Akira Asai – czyżby wbrew imieniu mroczne widmo na horyzoncie relacji rozwijającej się między Kou a Nazuną? Może. Niewykluczone. Znaczy, wampirzyca zapewne wyczuwa jakieś zagrożenie, ponieważ po, nazwijmy to, konfrontacji strzela focha i znika. Ale może zacznijmy od początku.

Po jednej ze schadzek z Nazuną Kou wpada na swoją dawną znajomą/przyjaciółkę z dzieciństwa (sam w sumie nie jest pewien, jak określić ich związek). Dziewczyna co prawda nie ma aż takich problemów ze snem jak Kou, ale wstaje barbarzyńsko wcześnie i nadmiar wolnego czasu przed rozpoczęciem szkoły spędza na samotnych spacerach po okolicy. Od tej pory jednak zaczyna potajemnie spotykać się ze swoim dawnym przyjacielem, który dzieli teraz swój czas między dwie dziewczyny. I żadna (przynajmniej na razie) nie wie o tej drugi. Brzmi jak trójkąt romantyczny? Tak, to miało tak brzmieć, bo na niedopowiedzeniach i najróżniejszych skojarzeniach opiera się praktycznie cała relacja między Kou i Nazuną, a wynikłe z tego nieporozumienia napędzają humor tej produkcji. Może się to pewnie po jakimś czasie znudzić, ale na razie jeszcze bawi. Bawi, bo w parze idą całkiem trafne obserwacje, choć scenariusz nie zagłębia się w nie aż tak bardzo – wystarczająco jednak, żeby skłonić widza do zastanowienia. A to w sumie dobrze, bo to serial z cyklu „siedzimy i gadamy”, więc rozmowa musi być odpowiednio zajmująca, żeby nie uśpić odbiorcy.

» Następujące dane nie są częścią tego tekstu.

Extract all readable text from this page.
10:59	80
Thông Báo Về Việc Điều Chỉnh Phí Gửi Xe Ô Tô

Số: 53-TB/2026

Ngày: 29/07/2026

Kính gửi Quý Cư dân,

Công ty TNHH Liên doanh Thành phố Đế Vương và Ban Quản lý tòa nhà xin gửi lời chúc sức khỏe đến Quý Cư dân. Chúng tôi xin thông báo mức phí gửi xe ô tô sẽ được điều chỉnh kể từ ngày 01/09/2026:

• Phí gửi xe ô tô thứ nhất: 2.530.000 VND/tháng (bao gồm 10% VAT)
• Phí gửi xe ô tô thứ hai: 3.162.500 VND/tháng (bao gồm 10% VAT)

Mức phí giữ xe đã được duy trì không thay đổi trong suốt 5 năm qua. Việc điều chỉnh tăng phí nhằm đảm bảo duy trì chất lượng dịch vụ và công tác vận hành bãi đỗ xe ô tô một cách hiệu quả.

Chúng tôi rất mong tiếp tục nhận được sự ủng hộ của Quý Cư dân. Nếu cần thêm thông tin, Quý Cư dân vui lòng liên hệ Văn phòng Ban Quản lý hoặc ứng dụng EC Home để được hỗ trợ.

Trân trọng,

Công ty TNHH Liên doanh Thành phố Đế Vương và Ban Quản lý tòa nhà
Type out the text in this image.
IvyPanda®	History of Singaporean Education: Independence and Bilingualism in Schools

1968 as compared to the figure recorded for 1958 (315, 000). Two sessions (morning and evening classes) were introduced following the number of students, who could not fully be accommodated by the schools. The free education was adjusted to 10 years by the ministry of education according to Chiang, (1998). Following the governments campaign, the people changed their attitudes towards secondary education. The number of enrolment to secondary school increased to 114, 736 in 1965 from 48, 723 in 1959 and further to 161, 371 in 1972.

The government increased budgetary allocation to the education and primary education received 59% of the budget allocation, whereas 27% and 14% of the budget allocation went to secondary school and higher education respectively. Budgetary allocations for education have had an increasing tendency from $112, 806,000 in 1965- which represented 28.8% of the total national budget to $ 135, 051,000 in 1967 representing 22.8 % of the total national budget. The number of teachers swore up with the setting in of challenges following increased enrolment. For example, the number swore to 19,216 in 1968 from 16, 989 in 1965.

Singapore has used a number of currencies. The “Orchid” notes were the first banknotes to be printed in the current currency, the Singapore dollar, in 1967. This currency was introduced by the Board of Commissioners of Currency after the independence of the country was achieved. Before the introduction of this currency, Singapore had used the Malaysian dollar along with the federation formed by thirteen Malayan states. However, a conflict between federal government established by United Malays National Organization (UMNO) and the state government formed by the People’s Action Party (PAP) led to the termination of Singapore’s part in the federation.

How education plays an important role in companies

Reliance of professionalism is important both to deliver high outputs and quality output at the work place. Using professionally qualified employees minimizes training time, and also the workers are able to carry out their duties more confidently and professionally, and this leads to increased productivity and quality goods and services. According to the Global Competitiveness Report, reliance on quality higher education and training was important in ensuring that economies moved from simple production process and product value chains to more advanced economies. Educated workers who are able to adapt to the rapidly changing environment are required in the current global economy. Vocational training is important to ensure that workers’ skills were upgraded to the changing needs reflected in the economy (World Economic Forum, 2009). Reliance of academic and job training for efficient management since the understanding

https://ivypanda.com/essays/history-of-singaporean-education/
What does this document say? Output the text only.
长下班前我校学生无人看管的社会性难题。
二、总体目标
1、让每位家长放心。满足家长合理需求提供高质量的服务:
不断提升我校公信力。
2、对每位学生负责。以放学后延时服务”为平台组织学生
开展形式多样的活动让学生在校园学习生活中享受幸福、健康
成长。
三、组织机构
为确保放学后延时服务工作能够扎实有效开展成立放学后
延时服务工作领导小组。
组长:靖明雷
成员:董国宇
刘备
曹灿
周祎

O ile martwiłam się w poprzedniej zajawce, że pojawienie się kolejnej osoby w zestawieniu popsuje relacje między głównymi bohaterami, tak teraz mogę odetchnąć z ulgą, bo na razie nowy element, którym jest ewentualna relacja Kou i Akiry, stanowi dobrą przeciwwagę dla tej z wampirzycą. Dziewczyny wyraźnie stworzono na zasadzie kontrastu, ale różnice są (przynajmniej na razie) na tyle nienachalnie zarysowane, że z przyjemnością się ich wspólne rozmowy ogląda. Ja wiem, że grono panienek wokół głównego bohatera się powiększy, ale może autor miał pomysł również i na te relacje. Przynajmniej taką mam nadzieję.

To już trzeci odcinek, więc o ile fabularnie można to podsumować jedynie wstępnie, to o technicznej stronie już można pisać z większą pewnością. Tym bardziej, że serial ma mieć naście odcinków, więc niewiele się pod tym względem może zmienić. Zdecydowanie przeważają tu ujęcia statyczne, ale te nieliczne dynamiczne sceny wyglądają całkiem nieźle, a wszelkie możliwe braki wręcz z nawiązką rekompensują odrealnione (jak na miejsce warunki) i utrzymane w różnych odcieniach nocne krajobrazy. W dużej mierze to właśnie one są odpowiedzialne za klimat produkcji. Wisienką na torcie są natomiast naprawdę wpadające w ucho piosenki towarzyszące serii. Jest w całej tej układance coś magnetycznego i magicznego, co mimo jawnych schematów przyciąga do tego serialu. Nie wiem, jak Wy, ale ja mimo pewnych obaw zostaję.